For me it means the chance to be honest about who I am, and whom I love. It means being able to know that the kind of love I have to offer is real, and not a kind of second-rate thing. It means I am glad about all this, too, and that I don’t need to hide my happiness. My late partner and I were fugitives. For years, we didn’t live together. No one except us even knew that we were together. It was twenty years or more before we discovered Quakers, and found our love welcomed and accepted and celebrated. It was quite bewildering. It was wonderful.
As human beings we long to experience love, to find it central in our lives; we want not only to be given love but to give it. Love liberates us from the prison of ourselves.
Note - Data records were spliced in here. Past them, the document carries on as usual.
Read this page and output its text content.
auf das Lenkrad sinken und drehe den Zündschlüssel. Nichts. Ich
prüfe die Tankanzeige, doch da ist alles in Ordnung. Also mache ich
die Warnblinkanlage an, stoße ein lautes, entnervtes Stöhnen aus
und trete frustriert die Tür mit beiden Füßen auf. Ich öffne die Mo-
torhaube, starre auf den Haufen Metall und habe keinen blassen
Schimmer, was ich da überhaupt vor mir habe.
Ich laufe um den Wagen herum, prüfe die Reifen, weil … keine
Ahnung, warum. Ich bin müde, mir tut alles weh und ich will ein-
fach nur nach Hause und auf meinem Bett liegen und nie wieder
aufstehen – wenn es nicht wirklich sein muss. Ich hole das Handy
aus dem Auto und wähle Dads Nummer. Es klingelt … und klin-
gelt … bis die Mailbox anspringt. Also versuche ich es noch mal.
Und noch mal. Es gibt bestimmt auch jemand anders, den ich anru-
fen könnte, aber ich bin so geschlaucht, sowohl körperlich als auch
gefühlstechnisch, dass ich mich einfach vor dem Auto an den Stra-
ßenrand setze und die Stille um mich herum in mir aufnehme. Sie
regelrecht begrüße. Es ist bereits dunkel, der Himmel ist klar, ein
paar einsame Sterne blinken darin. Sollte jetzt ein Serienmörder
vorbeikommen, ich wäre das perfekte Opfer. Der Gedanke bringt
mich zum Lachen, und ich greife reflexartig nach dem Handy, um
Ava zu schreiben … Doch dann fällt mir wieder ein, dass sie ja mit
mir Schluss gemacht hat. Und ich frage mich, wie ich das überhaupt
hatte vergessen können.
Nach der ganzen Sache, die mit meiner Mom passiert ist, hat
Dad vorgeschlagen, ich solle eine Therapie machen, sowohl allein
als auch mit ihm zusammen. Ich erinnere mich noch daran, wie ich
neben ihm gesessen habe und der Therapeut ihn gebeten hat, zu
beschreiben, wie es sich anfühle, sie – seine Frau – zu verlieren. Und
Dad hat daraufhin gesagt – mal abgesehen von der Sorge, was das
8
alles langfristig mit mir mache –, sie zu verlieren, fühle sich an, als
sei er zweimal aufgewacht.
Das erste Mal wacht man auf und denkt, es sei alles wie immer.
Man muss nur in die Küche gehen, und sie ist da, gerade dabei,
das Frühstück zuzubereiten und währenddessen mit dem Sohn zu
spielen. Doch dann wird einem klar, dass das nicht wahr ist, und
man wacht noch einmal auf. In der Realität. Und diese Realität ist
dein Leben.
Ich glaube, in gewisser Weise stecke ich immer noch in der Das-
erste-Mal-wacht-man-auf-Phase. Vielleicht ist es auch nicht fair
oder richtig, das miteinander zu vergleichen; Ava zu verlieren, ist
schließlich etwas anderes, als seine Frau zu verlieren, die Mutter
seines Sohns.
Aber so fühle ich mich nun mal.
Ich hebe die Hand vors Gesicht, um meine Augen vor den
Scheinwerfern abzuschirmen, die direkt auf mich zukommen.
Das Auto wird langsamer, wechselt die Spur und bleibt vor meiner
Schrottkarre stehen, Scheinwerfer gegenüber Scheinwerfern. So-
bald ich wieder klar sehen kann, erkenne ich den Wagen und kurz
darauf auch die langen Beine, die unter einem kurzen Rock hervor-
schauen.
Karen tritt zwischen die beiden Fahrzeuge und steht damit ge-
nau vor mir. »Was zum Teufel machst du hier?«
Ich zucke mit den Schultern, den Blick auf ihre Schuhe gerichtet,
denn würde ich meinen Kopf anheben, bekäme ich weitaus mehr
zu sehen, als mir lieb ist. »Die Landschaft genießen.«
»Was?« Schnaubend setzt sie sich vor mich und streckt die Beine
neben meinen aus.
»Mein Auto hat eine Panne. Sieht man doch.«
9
Transient as we are, we long for permanence. Most people, deep down, want relationships that offer that ever-after quality that novels discover on their final pages. Marriage, tried and tested over centuries, is one of the best ways in which such everlastingness is helped to happen.
Quakers believe that same-sex marriage is important because we believe that we are all equal, and because we believe the quality of the love we offer to our partners is the same as everyone else’s. The true measure of an intimate relationship is its degree of selfless love, a love that isn’t proprietorial or exploitative, but tender, responsible, committed, equal; a love that feeds its transforming messages of hope and happiness benevolently into society day after day.
“We marry none,” said George Fox, Quaker founder. “It is the Lord’s work, and we are but witnesses”.
Well done, George Fox.
R V Bailey is a writer and reviewer. Her late partner was the poet U A Fanthorpe. They became Quakers in the eighties.